I babbaluci ru fistinu

Il suo nome deriva dal fatto che, per la sua peculiarità di essere un gelato-non gelato, era possibile portarlo con sé un po dovunque, anche nelle dimore di campagna, senza rischiare che si sciogliesse per strada. Anche perché, allora, non esistevano borse termiche, frigoriferi e tanto meno freezer. Solo il ghiaccio (non facilmente trasportabile) permetteva di tenere al fresco certi alimenti, ma durava poco e quindi poco affidabile a questo bisogno. Altre ipotesi sulle origini più antiche ma meno dimostrabili del gelato di campagna, lo farebbero risalire al periodo della dominazione araba: da qui deriverebbe la sua forma iniziale a mezzaluna, ottenuta attraverso l’utilizzo di mezzi tronchi svuotati.
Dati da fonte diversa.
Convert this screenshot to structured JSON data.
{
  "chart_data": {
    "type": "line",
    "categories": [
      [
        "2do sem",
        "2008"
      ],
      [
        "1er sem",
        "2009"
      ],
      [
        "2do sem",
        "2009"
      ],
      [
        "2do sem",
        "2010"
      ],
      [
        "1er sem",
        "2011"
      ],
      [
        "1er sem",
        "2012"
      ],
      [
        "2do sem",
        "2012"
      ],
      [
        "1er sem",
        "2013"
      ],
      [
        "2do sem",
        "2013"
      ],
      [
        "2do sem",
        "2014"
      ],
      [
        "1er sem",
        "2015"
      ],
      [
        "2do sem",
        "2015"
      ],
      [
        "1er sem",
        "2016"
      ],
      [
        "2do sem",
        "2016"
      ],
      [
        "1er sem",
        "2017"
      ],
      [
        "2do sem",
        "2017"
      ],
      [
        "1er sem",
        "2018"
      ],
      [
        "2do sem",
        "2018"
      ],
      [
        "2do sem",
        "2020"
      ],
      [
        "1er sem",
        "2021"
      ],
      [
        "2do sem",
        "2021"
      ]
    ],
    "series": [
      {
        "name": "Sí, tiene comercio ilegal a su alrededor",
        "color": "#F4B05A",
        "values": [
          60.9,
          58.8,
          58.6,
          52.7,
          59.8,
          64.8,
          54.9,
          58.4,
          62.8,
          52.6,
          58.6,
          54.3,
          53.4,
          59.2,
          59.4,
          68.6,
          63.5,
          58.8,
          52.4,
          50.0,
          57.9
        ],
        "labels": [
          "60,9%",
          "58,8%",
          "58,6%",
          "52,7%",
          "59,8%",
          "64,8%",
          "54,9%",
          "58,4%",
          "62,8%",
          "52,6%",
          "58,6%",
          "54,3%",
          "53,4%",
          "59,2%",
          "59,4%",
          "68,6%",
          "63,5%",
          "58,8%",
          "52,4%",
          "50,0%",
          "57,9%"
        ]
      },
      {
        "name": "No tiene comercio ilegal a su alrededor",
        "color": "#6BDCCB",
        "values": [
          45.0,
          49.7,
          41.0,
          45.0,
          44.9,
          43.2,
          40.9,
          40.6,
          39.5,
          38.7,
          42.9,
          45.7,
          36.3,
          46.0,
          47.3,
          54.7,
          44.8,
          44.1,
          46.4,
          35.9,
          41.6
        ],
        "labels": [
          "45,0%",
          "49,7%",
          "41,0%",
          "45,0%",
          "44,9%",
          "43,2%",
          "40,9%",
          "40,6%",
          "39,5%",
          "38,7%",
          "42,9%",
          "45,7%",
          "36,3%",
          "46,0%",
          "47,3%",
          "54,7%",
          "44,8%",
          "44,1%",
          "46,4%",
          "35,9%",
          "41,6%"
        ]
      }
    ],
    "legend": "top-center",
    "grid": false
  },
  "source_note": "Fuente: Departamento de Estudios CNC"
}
Tutto ciò a dimostrare il simbolismo magico introdotto da questa cultura, che venerava la natura e in particolare la luna crescente.
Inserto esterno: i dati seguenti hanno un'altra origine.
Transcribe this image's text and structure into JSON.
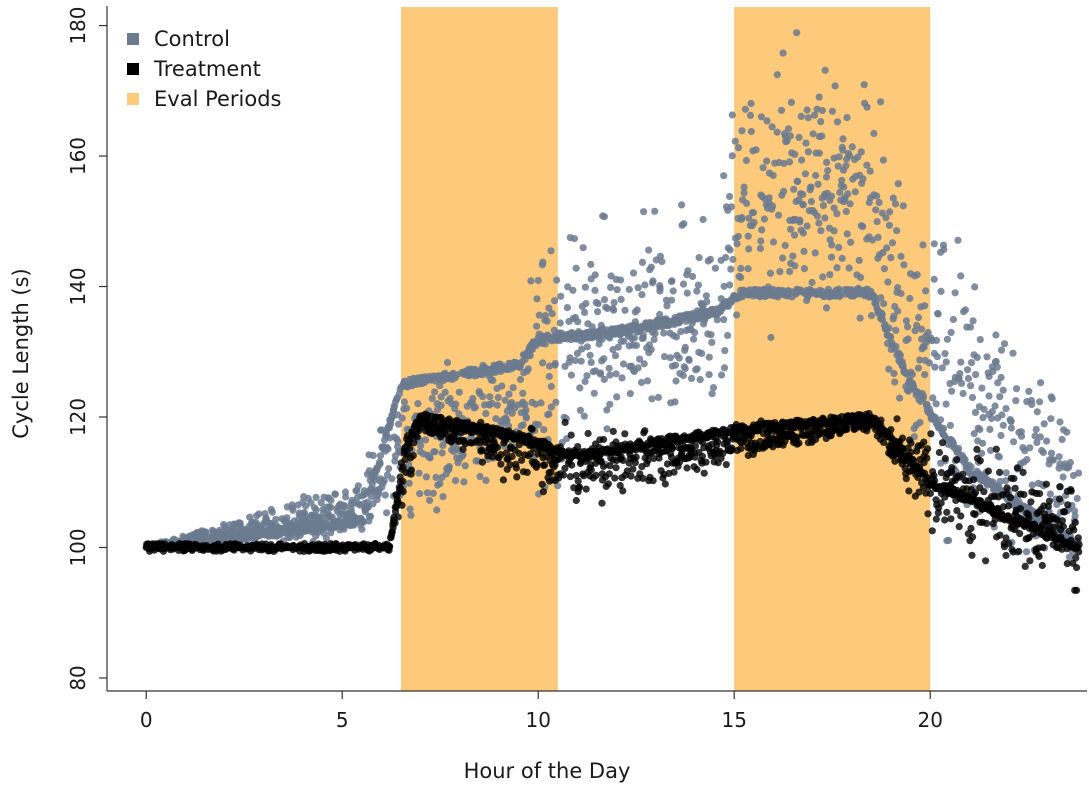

Questo dolce lo si preparava anche nei monasteri, utilizzando delle cassettine rettangolari di legno, ottenendo così la forma conosciuta ai nostri giorni. La sua produzione ebbe un successo nel 1860, quando in Sicilia arrivò Giuseppe Garibaldi, da allora il verde del pistacchio, il bianco dello zucchero al profumo di cannella e il rosso ottenuto dal succo delle fragole, imitarono attraverso questo dolce, il nostro tricolore “patriottico”. Alla preparazione, già eccellente, si aggiunsero le mandorle, i pistacchi sgusciati e tostati e la frutta candita, frutti rappresentativi della terra di Sicilia. Oggi il gelato di campagna, rappresenta il pezzo forte di tutte le bancarelle dei turrunara. Spicca tra le altre golosità ed è da solo il simbolo della festa, il suo consumo scandisce la ricorrenza e il perpetuarsi dell’evento storico nel tempo. Nonostante il passare degli anni, le continue e inevitabili “contaminazioni”, la tradizione di questo dolciume resiste e colloca il gelato di campagna nel vasto parco dolciario siciliano, come un’immancabile parte dell’antica arte pasticciera palermitana.

La ricetta

Il gelato di campagna


  • Zucchero, 1  Kg
  • Mandorle sgusciate 200  grammi
  • Pistacchi 100  grammi
  • Cannella in polvere q.b.
  • Frutta candita a piacere
  • Coloranti vegetali q.b.
  • Acqua 300 grammi

Preparazione 

In un tegame fate sciogliere lo zucchero e l’acqua a caldo, portare a una temperatura di 120° e battere con una frusta, al fine di fare inglobare aria, facendo maturare fino a ottenere un colore bianco lucido. Aggiungere le mandorle sgusciate mescolando in continuazione. Unire i pistacchi e la frutta candita tagliata a dadini e un pizzico di cannella. Dividere l’impasto in tre parti e colorare con prodotti vegetali. Una volta ottenuto un composto quasi solido, realizzare dei filoni e sistemare l’insieme in uno stampo rettangolare di legno, isolandolo con un velo di plastica resistente (anticamente venivano usate anche le foglie di vite). Lasciate riposare in cassetta per almeno trentasei ore. Una volta rassodato il composto, togliere dallo stampo e tagliare a fette di un centimetro spessore.